In this section of the article, I will go through some general principles and best practices for data cleaning and preparation. While there are of course many more techniques and advanced concepts within this area, they are beyond the scope of this article. I intend for this to be a starting point people, who like myself, are new to fields related to data and who want to get an idea of how to clean and prepare data.

When a dataset is obtained, the first thing to do is an exploratory analysis of it. In this stage, you should get a feel for the data within it. One of the first things to look for when doing the exploratory analysis is to make sure that the entries are valid. For example, do the fields that require a number have a numerical entry? On a similar note, entries should also make sense within the dataset provided. This will require a bit of domain knowledge of the subject of the data. For example, if looking at a dataset of wages, do the amounts make sense? If the average value within the dataset is, say, $100,000, and there is an entry that is $1,000,000, there’s a good chance this is an incorrect entry. However, this is all dependent on the context of the dataset.

Duplicate and null entries are also a priority to check for during this stage. Particularly with larger datasets, these entries are likely to arise at some point. They can often be overlooked as they are not always as obvious to find, particularly at an initial glance of a dataset.

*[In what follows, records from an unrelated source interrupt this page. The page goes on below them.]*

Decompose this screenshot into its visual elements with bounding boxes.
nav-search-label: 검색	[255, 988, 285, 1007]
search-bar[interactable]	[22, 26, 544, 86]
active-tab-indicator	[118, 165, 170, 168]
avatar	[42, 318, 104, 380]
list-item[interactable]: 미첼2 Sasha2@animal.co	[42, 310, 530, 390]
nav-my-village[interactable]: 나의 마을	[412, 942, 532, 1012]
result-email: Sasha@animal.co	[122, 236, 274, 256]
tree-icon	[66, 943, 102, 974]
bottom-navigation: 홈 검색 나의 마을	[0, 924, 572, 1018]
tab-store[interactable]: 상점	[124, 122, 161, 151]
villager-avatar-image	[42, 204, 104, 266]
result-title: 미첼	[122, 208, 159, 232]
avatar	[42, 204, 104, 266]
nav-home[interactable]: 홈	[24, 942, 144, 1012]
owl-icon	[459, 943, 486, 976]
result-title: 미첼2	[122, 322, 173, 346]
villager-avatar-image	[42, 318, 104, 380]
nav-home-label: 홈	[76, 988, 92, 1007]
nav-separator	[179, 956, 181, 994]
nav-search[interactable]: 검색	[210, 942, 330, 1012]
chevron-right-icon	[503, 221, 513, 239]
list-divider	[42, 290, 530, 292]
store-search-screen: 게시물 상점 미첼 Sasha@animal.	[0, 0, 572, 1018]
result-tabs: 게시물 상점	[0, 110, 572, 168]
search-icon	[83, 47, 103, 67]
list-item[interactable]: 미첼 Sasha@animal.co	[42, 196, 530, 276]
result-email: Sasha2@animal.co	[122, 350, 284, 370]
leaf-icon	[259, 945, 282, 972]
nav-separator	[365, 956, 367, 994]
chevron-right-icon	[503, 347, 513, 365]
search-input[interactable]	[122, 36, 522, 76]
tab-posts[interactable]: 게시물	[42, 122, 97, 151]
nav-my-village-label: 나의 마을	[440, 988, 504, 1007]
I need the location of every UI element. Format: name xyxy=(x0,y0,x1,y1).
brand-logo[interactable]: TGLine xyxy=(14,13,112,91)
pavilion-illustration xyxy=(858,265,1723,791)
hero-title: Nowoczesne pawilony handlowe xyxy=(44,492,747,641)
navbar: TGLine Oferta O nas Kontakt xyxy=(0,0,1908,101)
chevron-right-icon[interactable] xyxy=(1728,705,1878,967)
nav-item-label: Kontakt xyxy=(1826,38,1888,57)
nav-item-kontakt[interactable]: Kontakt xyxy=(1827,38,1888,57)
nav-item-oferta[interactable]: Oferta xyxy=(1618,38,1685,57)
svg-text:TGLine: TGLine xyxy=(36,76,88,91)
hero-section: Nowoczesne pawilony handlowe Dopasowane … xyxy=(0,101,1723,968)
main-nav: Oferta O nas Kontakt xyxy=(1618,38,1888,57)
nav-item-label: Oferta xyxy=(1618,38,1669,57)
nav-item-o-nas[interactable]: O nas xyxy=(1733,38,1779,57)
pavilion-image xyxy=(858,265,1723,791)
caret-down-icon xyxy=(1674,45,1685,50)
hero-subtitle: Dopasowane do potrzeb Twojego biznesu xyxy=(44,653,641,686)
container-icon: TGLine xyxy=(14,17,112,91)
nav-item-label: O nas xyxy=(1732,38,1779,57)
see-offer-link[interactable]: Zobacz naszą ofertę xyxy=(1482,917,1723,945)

Wikipedia provides a useful summary of the dimensions of data quality. They are as follows:

  • Validity (Do measures conform to defined rules or constraints?)
  • Accuracy (Do measures conform to a standardized value?)
  • Completeness (Are all the required measures known?)
  • Consistency (Are the recorded measures the same across the dataset?)
  • Uniformity (Does the dataset use the same units of measurement?)

 

An awareness of these factors of data quality and some preliminary work to ensure these are adhered to in the preparation and cleaning stages can vastly improve the final results of a project, as well as save a lot of time avoiding confusion and errors in later stages of a project. It can take some time to become accustomed to doing this and can be tedious at times, but establishing good practices of data cleaning and preparation is one of the most valuable things any beginner to business intelligence and data science can do.